The science behind their findings is complex, but the conclusion is simple: in a peat bog, bigger trees mean greater risk of high-severity fire.
"There's a strong correlation between the size of the trees in the areas that were burned and how severe the burn was," says Sophie Wilkinson, the lead author of a new paper that makes the connection. "Where there's an area of known peat land and it has these big trees, that should act as a red flag for more awareness of greater fire risk."
Black spruce grow better where peat is already dry. As they grow, larger trees shade out the surface layer of moist sphagnum moss that protects against devastating peat fires, explains Wilkinson, a PhD candidate in Geography and Earth Sciences. Bigger trees also pull more moisture out of the ground, multiplying the threat posed by dried peat fuel.
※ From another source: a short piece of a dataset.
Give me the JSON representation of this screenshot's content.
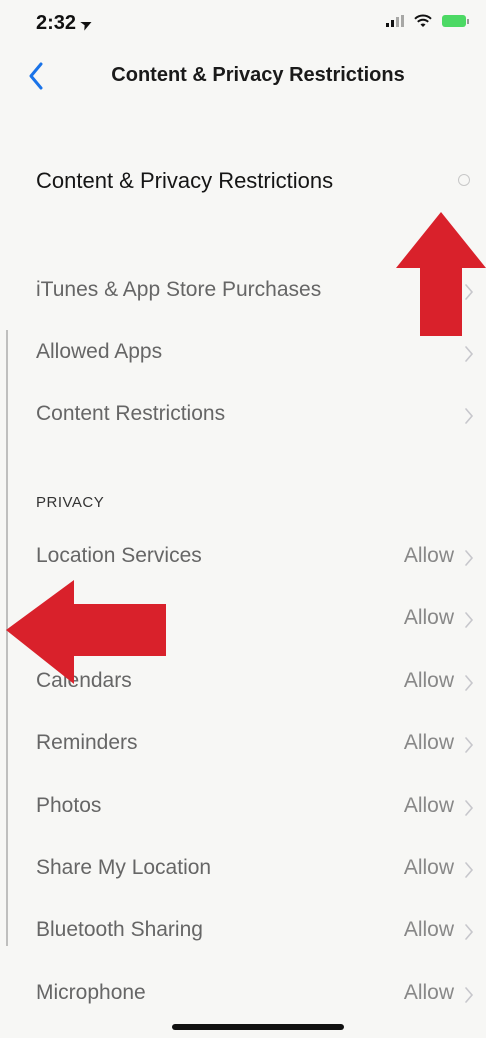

Where the spruce are small, there is more moisture in the ground and more sunlight gets to the sphagnum moss that acts like a fire blanket across much of the landscape.
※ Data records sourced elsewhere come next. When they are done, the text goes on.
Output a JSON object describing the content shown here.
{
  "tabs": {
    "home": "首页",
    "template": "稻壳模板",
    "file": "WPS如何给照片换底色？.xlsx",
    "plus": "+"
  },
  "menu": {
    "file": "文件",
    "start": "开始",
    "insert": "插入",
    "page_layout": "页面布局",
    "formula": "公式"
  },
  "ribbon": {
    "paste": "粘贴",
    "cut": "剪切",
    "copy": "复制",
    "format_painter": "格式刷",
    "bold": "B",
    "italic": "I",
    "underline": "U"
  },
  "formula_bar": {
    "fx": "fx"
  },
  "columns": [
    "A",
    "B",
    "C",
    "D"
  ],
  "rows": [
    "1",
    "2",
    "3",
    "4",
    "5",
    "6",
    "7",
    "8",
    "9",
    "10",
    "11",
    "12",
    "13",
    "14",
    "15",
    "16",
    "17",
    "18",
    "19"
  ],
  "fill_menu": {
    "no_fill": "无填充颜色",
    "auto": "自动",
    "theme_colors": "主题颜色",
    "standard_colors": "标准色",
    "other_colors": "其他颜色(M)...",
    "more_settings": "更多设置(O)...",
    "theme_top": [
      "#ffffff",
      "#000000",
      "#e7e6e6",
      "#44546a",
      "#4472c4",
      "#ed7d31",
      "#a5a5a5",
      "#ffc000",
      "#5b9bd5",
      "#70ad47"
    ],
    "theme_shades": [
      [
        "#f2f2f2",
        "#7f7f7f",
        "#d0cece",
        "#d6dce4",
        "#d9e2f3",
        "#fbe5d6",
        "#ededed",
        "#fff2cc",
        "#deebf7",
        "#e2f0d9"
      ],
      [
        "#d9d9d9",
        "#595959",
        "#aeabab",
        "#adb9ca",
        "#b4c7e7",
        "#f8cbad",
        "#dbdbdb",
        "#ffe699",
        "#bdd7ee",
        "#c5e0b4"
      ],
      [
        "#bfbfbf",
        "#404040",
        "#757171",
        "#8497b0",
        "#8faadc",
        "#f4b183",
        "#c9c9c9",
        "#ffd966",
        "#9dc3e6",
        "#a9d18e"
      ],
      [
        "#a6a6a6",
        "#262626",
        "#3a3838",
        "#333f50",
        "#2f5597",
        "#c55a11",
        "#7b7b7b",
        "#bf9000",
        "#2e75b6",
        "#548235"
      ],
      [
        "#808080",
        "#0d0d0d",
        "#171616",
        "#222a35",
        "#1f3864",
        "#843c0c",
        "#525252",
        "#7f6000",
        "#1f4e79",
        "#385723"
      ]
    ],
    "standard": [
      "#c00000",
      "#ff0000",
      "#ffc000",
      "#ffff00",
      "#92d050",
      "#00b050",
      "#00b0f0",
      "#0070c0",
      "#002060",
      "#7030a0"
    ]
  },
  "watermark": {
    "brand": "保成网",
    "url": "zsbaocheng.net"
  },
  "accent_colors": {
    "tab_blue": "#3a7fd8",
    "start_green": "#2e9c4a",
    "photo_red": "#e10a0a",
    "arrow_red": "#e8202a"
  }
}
In a peat land, the difference between the largest and smallest trees is not great. The researchers found that the threat comes from trees just 5 metres tall. Their more benign counterparts reach just 2 metres.
The findings are being published today in Environmental Research Letters. The research compared sections of peat bog adjacent to Hwy. 63 in northern Alberta, a divided road that was the main evacuation route out of Fort McMurray during the fire.
"It was very difficult to put out a section of the fire where the smouldering was very intense," says James Michael Waddington, Wilkinson's PhD supervisor and a co-author of the paper.
Peat bogs are vital carbon stores, and when they burn, not only do they release massive amounts of carbon and smoke, they can also smoulder underground, where they are difficult to extinguish, sometimes surviving for months before re-emerging in a new location.
The researchers in Fort McMurray studied the behaviour of the fire through sections of peatland between the northbound and southbound sections of the highway that had been drained to varying degrees.
They found the worst damage in the most heavily drained sites, where the peat had in many places burned right down to the mineral soil, and where the trees had been largest. Firefighters also reported that the most heavily drained areas along the highway had been the most challenging to extinguish.
The solution, at least for the short term, appears to be to remove large trees and encourage the beneficial sphagnum moss to grow back. This is the focus of a new study called Boreal Water Futures, led by Waddington.
A longer-term challenge, Wilkinson says, will be to find ways to re-wet water and mitigate the risk of smouldering fire, even as climate change threatens to make existing problems worse.